Пять лет назад я услышал, что недалеко от Далласа регулярно устраиваются бега, в которых участвуют примерно восемьдесят самых резвых рысаков. Владелец конюшни славился как специалист по разведению чемпионов бега для всех ранчо Западного Техаса и прочих ковбойских штатов. Я несколько дней снимал бега, лошадей и седоков‑ковбоев. Когда лошадям исполнялось три года, хозяин уже редко использовал их в родео, но, повязав им на шеи почетные ленты с медалями, потом продавал – или саму лошадь, или ее семенную жидкость, причем за хорошую цену. Однажды, повинуясь порыву, он купил коня по кличке Скороход Теннесси и попытал с ним счастья, однако ему не повезло с этим замечательным рысаком темно-коричневой масти, с черной гривой и высотой от копыт до холки 172 сантиметра! Рысак был просто великолепен, но ненавидел владельца, а может, и сами зрелища. Так или иначе, но рысак не выиграл ни одного забега. После пары показательных шоу, потеряв кучу денег, владелец конюшни, устав испытывать судьбу, вернулся к другим скакунам, а Скорохода отправил в стойло и стал называть его «Глю»[14] за то, что на треке тот ведет себя «как приклеенный» и не может никого обогнать. Когда он водил меня на экскурсию в конюшню, то, указав на лошадь, мстительно добавил: «Хочет стоять, ну и пусть стоит!»

После этого несколько дней подряд я проходил мимо стойла Глю. В конце недели Глю высунул из окошка конюшни голову, и я стал приносить ему морковку. Как-то я небрежно поинтересовался ценой, и владелец, не сходя с места, продал его за три тысячи долларов и даже швырнул в придачу два седла и вообще всю упряжь, которая могла бы потребоваться. Я заплатил местному ковбою за доставку Глю обратно в Алабаму, но никаких определенных планов насчет лошади у меня не было, и я просто отправил его на пустующее пастбище, а Моза попросил за ним присматривать – авось перестанет скучать. Еще тогда я подумал, что они прекрасно поладят. И оказался прав. Через пару месяцев Моз и Глю стали неразлучны, и я, в шутку, как-то сказал:

– Знаешь, Моз, ведь Глю наполовину твой: решай, какая из половин твоя – передняя или задняя.

А затем случилось нечто, чего я никак не ожидал. Два местных плантатора остановились у решетки, которая отделяла пастбище от большой дороги, и стали внимательно разглядывать Глю. Моз в это время на тракторе косил траву, но, увидев любопытствующих, подошел к решетке и сунул руки в карманы.

– Извините, сэр, это ваша лошадь? – последовал вопрос.

– Ну, – засмеялся Моз, – наполовину моя. Вторая половина принадлежит хозяину пастбища.

– Интересно, а вы не захотели бы продать его на племя?

– А почему бы и нет, но, – Моз улыбнулся и показал на Глю, – вы сами спросите его об этом.
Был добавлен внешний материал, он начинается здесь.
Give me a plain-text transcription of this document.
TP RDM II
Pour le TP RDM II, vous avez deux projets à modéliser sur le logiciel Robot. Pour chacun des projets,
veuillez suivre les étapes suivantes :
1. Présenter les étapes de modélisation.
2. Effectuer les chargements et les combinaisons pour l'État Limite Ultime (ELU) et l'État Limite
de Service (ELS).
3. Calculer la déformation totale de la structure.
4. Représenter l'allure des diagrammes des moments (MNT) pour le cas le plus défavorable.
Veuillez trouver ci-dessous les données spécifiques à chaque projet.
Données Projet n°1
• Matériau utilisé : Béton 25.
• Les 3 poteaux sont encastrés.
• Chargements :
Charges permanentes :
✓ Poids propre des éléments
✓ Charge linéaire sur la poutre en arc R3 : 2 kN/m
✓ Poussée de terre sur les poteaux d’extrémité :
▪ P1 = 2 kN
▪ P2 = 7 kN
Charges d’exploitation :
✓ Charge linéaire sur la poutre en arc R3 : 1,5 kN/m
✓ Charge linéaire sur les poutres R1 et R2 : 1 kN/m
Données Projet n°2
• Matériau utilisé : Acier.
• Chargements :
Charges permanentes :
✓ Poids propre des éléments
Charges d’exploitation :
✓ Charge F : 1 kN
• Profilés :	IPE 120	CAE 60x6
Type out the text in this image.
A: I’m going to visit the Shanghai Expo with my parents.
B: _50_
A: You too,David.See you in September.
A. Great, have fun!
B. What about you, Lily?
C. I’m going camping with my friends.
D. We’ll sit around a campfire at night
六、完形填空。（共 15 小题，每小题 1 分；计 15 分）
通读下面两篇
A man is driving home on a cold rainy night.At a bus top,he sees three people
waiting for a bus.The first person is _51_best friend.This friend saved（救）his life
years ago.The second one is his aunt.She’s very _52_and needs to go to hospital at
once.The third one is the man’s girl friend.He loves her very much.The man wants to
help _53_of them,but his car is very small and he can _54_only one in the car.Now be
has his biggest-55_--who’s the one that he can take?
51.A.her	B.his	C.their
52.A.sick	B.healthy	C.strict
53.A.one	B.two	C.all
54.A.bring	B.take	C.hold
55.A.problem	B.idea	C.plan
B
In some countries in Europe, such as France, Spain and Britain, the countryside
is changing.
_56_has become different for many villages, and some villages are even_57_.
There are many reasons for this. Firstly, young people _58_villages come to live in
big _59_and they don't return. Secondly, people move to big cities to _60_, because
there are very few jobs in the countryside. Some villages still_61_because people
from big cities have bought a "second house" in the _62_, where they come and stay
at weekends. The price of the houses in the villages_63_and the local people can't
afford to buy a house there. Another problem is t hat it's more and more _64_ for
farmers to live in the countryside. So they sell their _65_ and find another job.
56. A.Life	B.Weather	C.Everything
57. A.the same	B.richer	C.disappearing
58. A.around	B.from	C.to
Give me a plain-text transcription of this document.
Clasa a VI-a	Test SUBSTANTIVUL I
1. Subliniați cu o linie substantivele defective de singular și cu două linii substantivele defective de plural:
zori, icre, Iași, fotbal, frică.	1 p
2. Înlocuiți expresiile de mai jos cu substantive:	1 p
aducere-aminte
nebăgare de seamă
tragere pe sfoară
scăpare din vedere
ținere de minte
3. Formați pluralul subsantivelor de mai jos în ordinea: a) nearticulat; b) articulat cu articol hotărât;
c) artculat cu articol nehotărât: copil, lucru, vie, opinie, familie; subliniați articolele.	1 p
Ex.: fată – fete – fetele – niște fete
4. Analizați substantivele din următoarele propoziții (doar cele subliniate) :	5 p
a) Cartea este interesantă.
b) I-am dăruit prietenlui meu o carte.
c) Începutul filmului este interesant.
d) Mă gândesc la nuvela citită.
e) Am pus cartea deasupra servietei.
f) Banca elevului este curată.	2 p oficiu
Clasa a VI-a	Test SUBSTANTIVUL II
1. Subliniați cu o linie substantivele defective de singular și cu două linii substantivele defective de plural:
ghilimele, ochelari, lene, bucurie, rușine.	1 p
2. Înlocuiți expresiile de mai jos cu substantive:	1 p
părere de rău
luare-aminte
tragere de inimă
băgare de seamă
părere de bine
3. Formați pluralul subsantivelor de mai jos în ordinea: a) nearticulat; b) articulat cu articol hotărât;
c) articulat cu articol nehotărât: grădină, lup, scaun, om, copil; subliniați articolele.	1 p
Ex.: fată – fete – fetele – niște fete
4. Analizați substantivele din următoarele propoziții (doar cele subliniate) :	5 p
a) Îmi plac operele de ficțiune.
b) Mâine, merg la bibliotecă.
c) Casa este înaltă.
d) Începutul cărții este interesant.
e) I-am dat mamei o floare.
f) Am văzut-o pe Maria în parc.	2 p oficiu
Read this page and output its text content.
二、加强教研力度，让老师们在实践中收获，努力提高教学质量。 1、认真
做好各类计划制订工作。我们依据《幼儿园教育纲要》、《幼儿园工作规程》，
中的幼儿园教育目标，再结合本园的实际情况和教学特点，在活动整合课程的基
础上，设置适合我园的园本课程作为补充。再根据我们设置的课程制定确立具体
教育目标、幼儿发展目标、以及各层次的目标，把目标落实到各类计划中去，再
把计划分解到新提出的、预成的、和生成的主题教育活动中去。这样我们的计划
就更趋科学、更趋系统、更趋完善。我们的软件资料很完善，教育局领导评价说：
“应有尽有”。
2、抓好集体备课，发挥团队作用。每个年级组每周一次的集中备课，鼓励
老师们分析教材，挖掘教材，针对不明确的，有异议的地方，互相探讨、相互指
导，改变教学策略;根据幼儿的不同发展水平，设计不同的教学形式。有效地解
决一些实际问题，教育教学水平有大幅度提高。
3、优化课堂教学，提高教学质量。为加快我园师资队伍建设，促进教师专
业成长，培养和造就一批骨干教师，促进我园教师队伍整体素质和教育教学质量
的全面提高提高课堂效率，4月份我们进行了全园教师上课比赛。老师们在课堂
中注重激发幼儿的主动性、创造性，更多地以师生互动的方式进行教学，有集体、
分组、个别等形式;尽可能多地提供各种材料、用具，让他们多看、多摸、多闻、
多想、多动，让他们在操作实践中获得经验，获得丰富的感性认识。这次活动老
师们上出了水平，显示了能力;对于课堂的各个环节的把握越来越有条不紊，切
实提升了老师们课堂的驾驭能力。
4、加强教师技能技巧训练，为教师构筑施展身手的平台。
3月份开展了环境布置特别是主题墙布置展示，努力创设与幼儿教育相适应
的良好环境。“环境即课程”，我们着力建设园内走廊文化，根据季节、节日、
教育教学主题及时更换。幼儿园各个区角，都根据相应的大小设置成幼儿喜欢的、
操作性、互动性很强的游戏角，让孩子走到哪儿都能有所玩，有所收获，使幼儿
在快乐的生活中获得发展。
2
Как оказалось, Глю ничего не имел против, и вскоре я убедился, что энтузиастов, вроде этих плантаторов, очень много, и они готовы хорошо платить. Так мы с Мозом занялись бизнесом, а Глю перестал быть безработным. Когда мы с Мозом официально зарегистрировались как владельцы Глю, то переименовали его, и он стал называться «Уэверли Рейн». Тогда же я узнал, что он состоит в кровном родстве с пятикратным чемпионом рысистой породы во всех четырех категориях первого разряда, включая и категорию «Лучший во всех округах». По этой причине мы с Мозом повысили ставку за случку, и вскоре все плантаторы от Северной Флориды до Северной Каролины, от Теннесси до Техаса доставляли к нам на пастбище своих кобыл и почтительно поддакивали Мозу, обращаясь с просьбой: «Да, сэр, это было бы просто замечательно, если бы вы согласились помочь».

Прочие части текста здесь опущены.